Almost Half of Mpumalanga’s Water Supply Not Paid For

James Masango MPL

Provincial Chief Whip of the Official Opposition.

Virtually half of all water supplied by municipalities in the province is not paid for, increasing the burden on municipalities to maintain and improve existing water supply infrastructure.

In response to the DA’s written parliamentary questions on average water losses in each municipality the minister for water affairs, Ms Edna Molewa provided us with a detailed analysis of average water losses, percentage of usage, water supply and demand for every local municipality in the province.

The reply was – to say the least – startling, and explains why water in this province is in such a crisis. According to the report, 49,94% of all water supplied in Mpumalanga is not paid for. While no details were provided, this includes free water to the poor, water losses through leakages, and users not paying for water.

While the DA fully supports government initiatives to supply free potable water to indigent households, it is inconceivable that this is the only contributing factor to so much water not being paid for.

Bushbuckridge is said to have 100% non-water revenue, meaning that no one pays a cent for water. How on earth is it possible that not one household, business or government department (including schools and hospitals) pays for water in that entire area? The only conclusion that the DA can draw from this is that the municipality completely lacks the competence and ability to bill for services rendered.

The picture is not much rosier in many other municipalities. Apart from Bushbuckridge, four other municipalities, Dr JS Moroka (71,9%), Chief Albert Luthuli (63,8%) Emakhazeni (54,8%) and Emalahleni (53,15%) collect less than half of their respective water revenue; with four others, Pixley ka Seme (49,8%), Mkhondo (48,0%), Mbombela (41,4%), Lekwa (40,0%) being unacceptably high.

It comes as no surprise that the DA has been voicing its concern over water supply in many of these municipalities, vindicating our stance of the ANC using local and district municipalities as job creation vehicles for party members, sacrificing competence and service delivery in the process. Even in the ANC’s “flagship municipality”, Steve Tshwete, there is a 33,8% water revenue loss, which should set the alarm bells ringing of an impending billing and water supply crisis.

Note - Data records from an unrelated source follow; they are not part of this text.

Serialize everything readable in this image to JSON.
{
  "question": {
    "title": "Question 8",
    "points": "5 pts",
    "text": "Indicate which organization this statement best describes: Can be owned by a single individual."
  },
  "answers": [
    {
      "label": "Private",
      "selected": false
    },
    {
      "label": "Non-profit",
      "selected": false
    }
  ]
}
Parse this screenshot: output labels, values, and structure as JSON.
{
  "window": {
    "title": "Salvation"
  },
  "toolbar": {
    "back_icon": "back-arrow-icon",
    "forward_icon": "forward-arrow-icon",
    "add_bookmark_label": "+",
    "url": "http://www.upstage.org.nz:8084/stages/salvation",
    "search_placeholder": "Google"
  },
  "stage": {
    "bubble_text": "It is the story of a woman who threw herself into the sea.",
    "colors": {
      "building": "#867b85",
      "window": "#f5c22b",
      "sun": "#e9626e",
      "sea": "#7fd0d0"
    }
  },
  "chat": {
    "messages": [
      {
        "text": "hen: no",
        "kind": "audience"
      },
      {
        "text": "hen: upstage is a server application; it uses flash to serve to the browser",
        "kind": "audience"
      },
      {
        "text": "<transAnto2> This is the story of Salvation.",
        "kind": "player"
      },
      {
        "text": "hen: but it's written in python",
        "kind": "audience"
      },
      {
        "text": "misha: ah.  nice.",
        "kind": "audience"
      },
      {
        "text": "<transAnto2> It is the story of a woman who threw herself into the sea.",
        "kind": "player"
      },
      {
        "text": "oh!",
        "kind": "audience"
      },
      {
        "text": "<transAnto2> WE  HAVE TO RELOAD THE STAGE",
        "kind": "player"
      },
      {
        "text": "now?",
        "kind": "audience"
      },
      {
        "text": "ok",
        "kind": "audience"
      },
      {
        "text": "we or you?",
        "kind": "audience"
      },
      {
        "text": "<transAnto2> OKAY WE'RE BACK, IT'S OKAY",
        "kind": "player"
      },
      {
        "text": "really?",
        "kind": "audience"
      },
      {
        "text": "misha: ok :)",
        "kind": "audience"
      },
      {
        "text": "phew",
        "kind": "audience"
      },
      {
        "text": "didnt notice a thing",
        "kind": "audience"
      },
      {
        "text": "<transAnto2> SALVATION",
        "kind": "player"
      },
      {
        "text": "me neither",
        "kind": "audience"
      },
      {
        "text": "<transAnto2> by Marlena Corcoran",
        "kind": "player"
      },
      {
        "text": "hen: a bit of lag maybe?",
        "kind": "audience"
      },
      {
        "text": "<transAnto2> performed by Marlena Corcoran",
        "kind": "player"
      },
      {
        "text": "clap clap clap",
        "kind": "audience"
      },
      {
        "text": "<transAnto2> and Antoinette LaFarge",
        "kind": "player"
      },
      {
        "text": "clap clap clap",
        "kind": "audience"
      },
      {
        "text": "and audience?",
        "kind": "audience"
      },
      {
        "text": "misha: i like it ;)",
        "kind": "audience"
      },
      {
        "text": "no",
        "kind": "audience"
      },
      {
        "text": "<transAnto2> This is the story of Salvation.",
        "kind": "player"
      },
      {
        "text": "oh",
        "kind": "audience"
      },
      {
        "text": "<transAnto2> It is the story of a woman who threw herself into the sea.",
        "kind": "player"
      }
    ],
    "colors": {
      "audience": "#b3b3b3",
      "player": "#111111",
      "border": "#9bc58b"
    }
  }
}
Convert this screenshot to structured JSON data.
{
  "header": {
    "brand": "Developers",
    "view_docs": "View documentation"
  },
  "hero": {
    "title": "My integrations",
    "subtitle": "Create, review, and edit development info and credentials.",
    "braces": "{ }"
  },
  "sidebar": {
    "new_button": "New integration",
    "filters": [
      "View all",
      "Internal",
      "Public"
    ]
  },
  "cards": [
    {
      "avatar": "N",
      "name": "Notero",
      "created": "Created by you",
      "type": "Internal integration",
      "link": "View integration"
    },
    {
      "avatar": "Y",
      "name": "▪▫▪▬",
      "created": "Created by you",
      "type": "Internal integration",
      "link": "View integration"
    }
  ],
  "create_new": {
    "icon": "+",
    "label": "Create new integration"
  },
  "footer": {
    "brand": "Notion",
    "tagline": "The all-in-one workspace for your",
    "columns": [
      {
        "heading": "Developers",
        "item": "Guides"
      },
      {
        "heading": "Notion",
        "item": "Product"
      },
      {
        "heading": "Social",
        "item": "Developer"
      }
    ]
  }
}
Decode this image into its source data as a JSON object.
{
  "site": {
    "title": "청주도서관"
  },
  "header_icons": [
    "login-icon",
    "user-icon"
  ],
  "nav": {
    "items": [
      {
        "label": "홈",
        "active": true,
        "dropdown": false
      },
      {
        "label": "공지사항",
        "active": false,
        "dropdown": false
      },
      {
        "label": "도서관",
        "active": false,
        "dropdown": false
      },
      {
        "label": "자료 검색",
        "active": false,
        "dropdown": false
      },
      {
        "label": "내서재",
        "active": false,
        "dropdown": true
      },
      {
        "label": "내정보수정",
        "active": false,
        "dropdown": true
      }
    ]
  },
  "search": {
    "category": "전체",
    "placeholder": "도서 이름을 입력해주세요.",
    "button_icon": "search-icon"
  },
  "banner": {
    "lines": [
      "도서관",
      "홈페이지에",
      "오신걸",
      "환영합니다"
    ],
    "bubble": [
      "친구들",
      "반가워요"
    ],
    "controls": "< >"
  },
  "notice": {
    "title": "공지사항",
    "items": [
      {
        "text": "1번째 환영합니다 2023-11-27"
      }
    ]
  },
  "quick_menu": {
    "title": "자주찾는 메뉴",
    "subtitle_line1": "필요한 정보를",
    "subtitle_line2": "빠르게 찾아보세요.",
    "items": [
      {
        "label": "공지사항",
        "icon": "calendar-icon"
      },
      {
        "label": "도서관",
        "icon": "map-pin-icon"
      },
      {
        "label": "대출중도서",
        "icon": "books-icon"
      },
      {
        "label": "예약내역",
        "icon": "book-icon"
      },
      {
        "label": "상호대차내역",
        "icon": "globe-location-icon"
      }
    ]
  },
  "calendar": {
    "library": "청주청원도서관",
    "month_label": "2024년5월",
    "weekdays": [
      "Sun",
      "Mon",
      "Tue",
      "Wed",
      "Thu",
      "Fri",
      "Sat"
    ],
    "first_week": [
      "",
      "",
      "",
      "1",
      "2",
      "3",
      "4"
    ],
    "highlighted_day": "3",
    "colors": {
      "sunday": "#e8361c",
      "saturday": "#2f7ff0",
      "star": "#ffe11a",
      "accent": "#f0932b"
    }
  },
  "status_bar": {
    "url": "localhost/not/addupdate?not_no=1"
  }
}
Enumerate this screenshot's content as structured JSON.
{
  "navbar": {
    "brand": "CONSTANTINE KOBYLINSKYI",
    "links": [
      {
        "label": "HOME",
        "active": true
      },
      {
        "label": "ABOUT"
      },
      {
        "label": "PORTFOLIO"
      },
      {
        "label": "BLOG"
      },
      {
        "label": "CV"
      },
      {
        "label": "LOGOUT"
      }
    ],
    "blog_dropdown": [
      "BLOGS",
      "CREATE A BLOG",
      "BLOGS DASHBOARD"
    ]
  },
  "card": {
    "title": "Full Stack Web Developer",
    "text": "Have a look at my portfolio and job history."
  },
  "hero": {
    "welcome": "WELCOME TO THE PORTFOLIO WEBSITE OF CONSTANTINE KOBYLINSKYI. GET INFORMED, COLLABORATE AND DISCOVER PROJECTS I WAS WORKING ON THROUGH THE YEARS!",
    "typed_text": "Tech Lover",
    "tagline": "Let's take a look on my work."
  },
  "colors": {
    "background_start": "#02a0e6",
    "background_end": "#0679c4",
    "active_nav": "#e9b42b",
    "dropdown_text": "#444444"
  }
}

To prevent the water crisis from deepening, the DA will instruct each of its caucuses in every council to submit formal questions asking for a detailed analysis of non-revenue water supplied in their respective municipalities, how much of that is supplied to indigent households and how much is lost to leakages in reticulation systems. We will also ask for an explanation on how much water is being billed and not paid for, or being consumed and not billed, and to provide reasons for the non-billing of services.

In addition, the DA will submit written parliamentary questions to the cooperative governance MEC Madala Masuku and ask him to provide us with a similar analysis. We will also ask MEC Masuku to explain how the provincial government, through the Accelerated Community Infrastructure Programme, the Regional Bulk Infrastructure Grant, and National Transfers Programme, as provided for by the national government, improves water conservation and demand management in each municipality.

The ANC-led government’s incompetence has gradually and systematically reduced municipalities’ ability to provide potable water to its citizens. The DA has shown that where we govern, municipal administrations, staffed with skilled and competent individuals, deliver services to all. The people of Mpumalanga are waking up to this fact, and are demanding the same from a government long on promises and short on delivery.